Ma tu non danzi anzi ti riposi steso

sul lettino d'ospedale dove c'incontrammo

fu un baciamano cortese.

 

 

 

 

A tratti la tua testa assume un aspetto

decisamente perverso: hai nello sguardo

una luce nuova che fa sospettare nuove

caratterizzazioni del tuo male.

 

Pongo una mano nell'aria che ci separa

quasi a toccare tanta acerbità: tu non

la vedi, sei troppo toccato dal tuo male.

 

Non ritiro la mano; la lascio lì sospesa

quasi fosse un vuoto da disubbidire, e

sovente vedo cangiarsi quella tua anima

che tu detesti fare ingrandire.

 

Nulla ne nasce; resta sempre eguale quella

tua testa forbita da speciali occhiali

quasi fosse una festa quel tuo sentirti

male.

 

Indietreggio, non mi nasce alcuna nuova

voglia di incantarti; sei nel tuo male

una zebra che muove, tesa nel suo

parco.

 

Ripongo la mia mano al suo lato, vedo

specialmente risvegliarsi luci e lanterne

sul tuo volto; è tardi ormai tu non puoi

raggiungere il bene.

 

 

 

 

Parole nude sul tronco dell'albero, nuda 

vi sovrasto, pura l'intenzione, l'esegesi

non richiama altri esegeti.

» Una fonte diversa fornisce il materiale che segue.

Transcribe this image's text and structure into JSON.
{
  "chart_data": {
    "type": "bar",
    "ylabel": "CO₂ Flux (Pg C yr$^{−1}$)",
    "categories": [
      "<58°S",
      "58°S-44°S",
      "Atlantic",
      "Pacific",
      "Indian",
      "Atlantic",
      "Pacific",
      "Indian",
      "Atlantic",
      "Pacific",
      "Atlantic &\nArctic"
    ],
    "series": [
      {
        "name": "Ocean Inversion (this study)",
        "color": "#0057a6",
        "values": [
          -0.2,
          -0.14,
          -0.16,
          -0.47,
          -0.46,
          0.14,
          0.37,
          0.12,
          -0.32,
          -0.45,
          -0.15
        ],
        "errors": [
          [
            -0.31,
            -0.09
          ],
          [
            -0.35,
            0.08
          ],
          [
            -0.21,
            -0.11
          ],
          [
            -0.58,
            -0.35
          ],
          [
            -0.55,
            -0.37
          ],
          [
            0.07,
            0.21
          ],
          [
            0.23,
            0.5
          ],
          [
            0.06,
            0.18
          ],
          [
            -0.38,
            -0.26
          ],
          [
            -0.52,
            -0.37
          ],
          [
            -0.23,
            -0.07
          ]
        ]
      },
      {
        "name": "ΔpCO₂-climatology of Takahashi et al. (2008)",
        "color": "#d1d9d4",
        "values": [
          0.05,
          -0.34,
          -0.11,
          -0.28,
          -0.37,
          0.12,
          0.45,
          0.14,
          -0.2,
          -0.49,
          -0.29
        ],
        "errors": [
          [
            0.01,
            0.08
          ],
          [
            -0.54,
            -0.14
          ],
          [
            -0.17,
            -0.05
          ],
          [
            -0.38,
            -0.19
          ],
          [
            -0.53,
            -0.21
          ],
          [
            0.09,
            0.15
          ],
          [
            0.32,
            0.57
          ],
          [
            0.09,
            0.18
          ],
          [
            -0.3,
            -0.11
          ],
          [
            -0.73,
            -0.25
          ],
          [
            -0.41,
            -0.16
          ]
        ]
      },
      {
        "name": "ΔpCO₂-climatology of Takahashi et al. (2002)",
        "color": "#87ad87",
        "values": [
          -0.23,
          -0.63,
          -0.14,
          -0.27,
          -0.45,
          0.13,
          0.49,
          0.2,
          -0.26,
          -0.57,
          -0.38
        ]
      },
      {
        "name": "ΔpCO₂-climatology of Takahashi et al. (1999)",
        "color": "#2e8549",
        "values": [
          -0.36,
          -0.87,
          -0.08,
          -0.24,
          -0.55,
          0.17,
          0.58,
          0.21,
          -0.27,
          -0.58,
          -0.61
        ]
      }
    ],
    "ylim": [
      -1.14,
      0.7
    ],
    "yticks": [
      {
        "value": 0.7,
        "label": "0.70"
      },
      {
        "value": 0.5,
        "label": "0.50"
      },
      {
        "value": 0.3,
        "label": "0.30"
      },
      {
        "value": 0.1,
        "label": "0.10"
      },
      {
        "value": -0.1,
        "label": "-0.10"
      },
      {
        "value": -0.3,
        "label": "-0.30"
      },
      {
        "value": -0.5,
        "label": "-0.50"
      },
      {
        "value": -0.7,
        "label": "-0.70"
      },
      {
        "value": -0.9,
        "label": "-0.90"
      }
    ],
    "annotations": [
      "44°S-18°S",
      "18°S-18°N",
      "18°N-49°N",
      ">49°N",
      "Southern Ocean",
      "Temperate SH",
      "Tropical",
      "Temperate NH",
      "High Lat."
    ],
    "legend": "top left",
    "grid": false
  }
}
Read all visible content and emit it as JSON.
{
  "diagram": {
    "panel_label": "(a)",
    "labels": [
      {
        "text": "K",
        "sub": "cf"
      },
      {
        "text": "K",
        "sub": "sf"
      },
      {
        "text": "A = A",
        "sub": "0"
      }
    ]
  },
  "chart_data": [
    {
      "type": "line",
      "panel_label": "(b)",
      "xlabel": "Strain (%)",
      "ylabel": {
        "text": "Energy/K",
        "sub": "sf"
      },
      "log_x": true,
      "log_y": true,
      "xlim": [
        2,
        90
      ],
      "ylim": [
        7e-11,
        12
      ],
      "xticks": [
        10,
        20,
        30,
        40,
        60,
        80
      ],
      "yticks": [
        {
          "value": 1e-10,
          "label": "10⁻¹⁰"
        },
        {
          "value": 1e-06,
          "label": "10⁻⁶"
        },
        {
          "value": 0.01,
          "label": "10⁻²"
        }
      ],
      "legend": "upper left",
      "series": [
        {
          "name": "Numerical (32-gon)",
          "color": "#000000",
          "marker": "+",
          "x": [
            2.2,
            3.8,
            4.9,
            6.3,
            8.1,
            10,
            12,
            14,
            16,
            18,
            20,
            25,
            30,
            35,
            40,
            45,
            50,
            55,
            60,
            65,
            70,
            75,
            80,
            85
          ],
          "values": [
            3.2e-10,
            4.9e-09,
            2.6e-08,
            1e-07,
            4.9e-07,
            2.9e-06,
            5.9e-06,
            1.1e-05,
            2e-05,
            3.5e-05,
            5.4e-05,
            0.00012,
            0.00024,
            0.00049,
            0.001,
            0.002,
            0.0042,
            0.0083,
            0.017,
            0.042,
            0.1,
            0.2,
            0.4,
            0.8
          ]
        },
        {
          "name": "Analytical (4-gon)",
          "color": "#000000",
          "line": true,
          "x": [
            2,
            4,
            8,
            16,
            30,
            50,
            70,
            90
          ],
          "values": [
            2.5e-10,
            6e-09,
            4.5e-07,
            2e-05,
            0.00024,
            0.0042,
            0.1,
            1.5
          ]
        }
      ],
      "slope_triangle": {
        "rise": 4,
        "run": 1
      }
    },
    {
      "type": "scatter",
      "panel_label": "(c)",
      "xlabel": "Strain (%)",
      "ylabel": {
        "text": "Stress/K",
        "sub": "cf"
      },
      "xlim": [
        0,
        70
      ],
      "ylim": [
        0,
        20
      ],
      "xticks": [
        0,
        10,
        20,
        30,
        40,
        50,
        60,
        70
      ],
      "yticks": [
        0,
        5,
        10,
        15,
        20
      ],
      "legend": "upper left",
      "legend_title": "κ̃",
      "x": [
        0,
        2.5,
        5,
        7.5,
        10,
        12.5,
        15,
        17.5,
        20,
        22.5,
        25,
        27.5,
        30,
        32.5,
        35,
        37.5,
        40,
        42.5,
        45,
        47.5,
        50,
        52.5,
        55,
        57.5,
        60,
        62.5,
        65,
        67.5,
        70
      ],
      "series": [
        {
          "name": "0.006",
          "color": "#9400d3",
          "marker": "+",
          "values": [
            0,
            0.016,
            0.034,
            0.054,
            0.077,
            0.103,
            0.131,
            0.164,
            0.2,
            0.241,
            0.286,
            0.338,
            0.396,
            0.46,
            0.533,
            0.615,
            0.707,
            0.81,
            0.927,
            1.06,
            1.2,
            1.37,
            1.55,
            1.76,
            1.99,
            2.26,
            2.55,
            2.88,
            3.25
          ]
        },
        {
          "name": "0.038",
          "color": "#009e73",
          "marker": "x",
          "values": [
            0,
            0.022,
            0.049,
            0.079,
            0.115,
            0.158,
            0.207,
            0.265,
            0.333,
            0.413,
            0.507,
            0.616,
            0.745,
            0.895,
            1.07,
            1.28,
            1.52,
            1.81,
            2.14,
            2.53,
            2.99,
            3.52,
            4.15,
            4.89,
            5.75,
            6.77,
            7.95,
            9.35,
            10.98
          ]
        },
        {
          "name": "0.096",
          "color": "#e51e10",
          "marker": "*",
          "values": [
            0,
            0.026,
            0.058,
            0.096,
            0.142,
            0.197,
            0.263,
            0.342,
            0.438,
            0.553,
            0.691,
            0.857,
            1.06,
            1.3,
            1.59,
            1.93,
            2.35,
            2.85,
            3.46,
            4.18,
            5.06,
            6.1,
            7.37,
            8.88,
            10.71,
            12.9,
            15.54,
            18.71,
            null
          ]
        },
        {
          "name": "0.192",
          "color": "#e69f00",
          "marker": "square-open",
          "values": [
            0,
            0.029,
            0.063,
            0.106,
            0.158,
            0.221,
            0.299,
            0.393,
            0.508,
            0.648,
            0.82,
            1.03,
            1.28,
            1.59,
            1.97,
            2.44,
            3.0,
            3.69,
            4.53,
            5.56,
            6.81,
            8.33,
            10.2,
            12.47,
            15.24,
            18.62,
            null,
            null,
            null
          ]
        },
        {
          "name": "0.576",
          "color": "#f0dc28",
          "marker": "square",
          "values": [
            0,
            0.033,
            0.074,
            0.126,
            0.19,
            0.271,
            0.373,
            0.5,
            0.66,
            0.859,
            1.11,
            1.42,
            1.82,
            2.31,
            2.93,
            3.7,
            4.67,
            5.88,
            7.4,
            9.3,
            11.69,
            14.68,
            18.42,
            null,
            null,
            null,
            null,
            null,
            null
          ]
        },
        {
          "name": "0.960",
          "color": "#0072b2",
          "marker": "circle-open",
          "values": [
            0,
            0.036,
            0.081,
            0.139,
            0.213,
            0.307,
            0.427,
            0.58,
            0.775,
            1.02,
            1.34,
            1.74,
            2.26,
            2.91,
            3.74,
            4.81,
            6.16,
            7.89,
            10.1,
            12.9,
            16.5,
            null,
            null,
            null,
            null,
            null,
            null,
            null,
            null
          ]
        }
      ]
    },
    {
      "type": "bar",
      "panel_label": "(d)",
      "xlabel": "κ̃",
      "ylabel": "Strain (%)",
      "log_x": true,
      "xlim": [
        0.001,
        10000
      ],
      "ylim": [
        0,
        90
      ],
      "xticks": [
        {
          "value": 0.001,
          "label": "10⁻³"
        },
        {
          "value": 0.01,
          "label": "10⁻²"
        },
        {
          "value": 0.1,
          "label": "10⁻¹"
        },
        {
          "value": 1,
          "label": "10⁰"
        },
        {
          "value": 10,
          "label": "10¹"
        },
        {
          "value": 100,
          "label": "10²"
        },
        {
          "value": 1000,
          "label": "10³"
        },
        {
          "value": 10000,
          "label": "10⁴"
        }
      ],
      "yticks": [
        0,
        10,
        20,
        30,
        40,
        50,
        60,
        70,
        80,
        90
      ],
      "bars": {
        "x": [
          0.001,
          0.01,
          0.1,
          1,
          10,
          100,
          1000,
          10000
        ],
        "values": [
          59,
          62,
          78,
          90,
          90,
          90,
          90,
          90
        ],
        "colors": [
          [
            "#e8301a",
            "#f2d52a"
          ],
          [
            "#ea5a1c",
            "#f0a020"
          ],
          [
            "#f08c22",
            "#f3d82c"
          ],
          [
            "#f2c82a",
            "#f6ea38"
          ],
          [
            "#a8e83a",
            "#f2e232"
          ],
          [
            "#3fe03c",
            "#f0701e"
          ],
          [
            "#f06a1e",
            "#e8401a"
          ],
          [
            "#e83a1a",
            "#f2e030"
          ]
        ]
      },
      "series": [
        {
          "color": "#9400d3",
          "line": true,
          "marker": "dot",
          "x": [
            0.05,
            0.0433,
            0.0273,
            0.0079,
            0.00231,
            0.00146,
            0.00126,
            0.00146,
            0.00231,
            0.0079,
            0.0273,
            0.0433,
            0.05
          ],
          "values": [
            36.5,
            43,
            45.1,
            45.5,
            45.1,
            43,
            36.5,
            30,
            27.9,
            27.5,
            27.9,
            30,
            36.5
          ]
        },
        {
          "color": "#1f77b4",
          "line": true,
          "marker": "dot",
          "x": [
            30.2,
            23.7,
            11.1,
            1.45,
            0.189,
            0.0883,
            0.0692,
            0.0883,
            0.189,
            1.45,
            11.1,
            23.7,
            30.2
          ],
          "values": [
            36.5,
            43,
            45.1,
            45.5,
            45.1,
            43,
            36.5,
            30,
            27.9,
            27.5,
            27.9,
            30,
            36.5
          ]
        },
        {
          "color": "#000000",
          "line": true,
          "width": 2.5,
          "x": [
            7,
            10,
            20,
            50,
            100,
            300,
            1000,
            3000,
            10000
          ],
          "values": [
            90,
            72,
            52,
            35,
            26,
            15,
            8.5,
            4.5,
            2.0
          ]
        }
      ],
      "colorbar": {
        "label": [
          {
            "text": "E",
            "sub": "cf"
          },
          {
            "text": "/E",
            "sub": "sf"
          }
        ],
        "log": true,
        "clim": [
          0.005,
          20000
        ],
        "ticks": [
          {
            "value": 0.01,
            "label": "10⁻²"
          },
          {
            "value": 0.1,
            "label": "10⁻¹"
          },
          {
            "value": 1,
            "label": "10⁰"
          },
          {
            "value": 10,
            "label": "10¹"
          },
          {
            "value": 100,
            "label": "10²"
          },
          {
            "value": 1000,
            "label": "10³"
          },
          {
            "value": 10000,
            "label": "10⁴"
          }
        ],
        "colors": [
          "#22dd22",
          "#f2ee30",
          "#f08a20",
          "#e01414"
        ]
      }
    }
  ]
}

Basta che

esca dal tuo richiamo, la vita in corollari

non s'espone senza causa.

 

Hai fiamme nella tua bocca e sei la luna 

stessa, hai occhio nella bocca per purificare 

questo singulto, che ti chiama, con le 

lettere del nome.

 

Ho posto il tuo nome dentro un cuore 

che s'accerchia attorno un tronco, la

scorza invece tiene sempre a te, e non

ti travalica il monte.

 

Il gesto impuro sembra tocchi mete inconsulte; 

tuo nome resta allacciandosi col vuoto 

ti pongo scritto sulla scorza dura,

e mantieni il tuo voto.

 

[...]

 

 

[ da Serie Ospedaliera (1963-1965); Le poesie, Amelia Rosselli, prefazione di Giovanni Giudici, Garzanti ]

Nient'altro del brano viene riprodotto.